- Born: August 20, 1919 Montreal, Quebec, Canada
- Died: September 25, 1986 (aged 67) unknown
- Position: Defence
- Played for: Lachute Valleyfield Braves Brighton Tigers Durham Wasps
- Playing career: 1939–1963

= Bill Booth (ice hockey) =

Canadian ice hockey player

William Walton Booth ( – ) was a Canadian ice hockey player who mainly played in Great Britain during the 1940s and 1950s, although he is best remembered as a Coach with the Durham Wasps. He is a member of the British Ice Hockey Hall of Fame.

==Career==
Although he learned to skate by the age of eight, Bill Booth did not start playing ice hockey until he was 14 years old. However, he was still good enough to earn a place with Lachute in the Montreal Senior Provincial League (MSPL) at the age of 20, before joining the Valleyfield Braves.

In 1943, whilst serving with the Royal Canadian Ordnance Corps during World War II, Booth played in two exhibition games against the Boston Bruins and the Montreal Canadiens. In 1944, Booth went to Europe with the Canadian Army. After the war, he stayed in Europe playing ice hockey.

Booth joined the Brighton Tigers in 1946 following his demobilization from the army. Booth played with the Tigers for three seasons — winning the Autumn Cup and the league championship in 1946–47 as well as the league championship in 1947–48. In 158 games played for the Tigers, Booth's statistics are: 26 goals, 41 assists, 67 points and 250 penalty minutes.

Booth joined the Durham Wasps in 1949 as Player/Coach, a position he held until 1963 when he became the head coach for the 1963–64 season. Under his tenure, the Wasps won the Northern tournament seven times and the playoffs three times.

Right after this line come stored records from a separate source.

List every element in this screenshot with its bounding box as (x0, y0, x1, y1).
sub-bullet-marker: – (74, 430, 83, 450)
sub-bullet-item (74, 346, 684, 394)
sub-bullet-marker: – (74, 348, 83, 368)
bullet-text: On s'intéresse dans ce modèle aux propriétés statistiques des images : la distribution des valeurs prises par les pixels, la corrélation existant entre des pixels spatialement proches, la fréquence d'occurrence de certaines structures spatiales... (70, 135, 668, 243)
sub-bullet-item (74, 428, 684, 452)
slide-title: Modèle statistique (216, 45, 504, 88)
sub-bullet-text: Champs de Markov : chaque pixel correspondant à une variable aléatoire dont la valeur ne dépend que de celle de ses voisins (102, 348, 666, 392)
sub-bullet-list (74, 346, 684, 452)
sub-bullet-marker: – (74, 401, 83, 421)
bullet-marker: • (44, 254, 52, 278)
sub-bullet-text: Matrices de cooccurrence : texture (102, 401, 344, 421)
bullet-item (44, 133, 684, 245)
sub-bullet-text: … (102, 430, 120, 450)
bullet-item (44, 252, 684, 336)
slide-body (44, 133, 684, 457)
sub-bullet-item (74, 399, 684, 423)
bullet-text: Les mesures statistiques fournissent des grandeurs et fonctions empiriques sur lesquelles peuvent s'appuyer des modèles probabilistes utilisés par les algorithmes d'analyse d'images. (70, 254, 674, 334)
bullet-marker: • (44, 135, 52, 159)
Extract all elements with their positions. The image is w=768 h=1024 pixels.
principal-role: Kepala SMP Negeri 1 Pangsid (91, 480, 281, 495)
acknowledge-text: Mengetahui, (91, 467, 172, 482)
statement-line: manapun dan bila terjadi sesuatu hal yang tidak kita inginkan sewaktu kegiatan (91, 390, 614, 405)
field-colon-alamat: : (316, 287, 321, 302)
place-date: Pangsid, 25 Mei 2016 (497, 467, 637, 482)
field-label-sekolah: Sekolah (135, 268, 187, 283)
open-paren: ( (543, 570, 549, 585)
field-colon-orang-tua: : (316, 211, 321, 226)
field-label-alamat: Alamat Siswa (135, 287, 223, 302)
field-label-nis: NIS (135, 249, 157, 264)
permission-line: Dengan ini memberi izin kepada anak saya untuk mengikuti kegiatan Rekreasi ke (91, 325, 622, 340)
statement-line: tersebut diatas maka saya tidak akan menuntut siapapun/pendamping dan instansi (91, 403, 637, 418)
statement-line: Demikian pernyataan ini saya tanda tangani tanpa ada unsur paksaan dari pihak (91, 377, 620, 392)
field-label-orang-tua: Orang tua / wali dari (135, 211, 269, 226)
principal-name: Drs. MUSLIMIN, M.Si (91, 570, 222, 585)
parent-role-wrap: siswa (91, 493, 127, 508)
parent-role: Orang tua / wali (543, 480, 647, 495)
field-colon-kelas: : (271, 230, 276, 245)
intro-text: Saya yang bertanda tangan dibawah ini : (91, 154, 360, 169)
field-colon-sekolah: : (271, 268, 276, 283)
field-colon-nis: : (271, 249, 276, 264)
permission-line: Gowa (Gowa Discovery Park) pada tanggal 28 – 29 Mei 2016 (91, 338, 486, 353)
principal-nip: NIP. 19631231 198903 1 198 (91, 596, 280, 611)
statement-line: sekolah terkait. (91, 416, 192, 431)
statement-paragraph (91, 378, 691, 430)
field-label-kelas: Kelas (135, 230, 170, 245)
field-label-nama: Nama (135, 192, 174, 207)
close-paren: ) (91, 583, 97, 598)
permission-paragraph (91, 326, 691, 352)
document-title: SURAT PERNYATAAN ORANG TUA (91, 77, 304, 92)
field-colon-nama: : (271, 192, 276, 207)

Booth retired from playing in 1963 after he had suffered from jaundice. He then married a local girl, Isobel, before continuing his involvement with British ice hockey by writing articles for the monthly magazine The Hockey Fan. Booth's involvement with ice hockey continued into the 1980s when he was north-eastern correspondent for the Ice Hockey World magazine.

==Awards==
- Named to the ENL All-star B Team in 1947.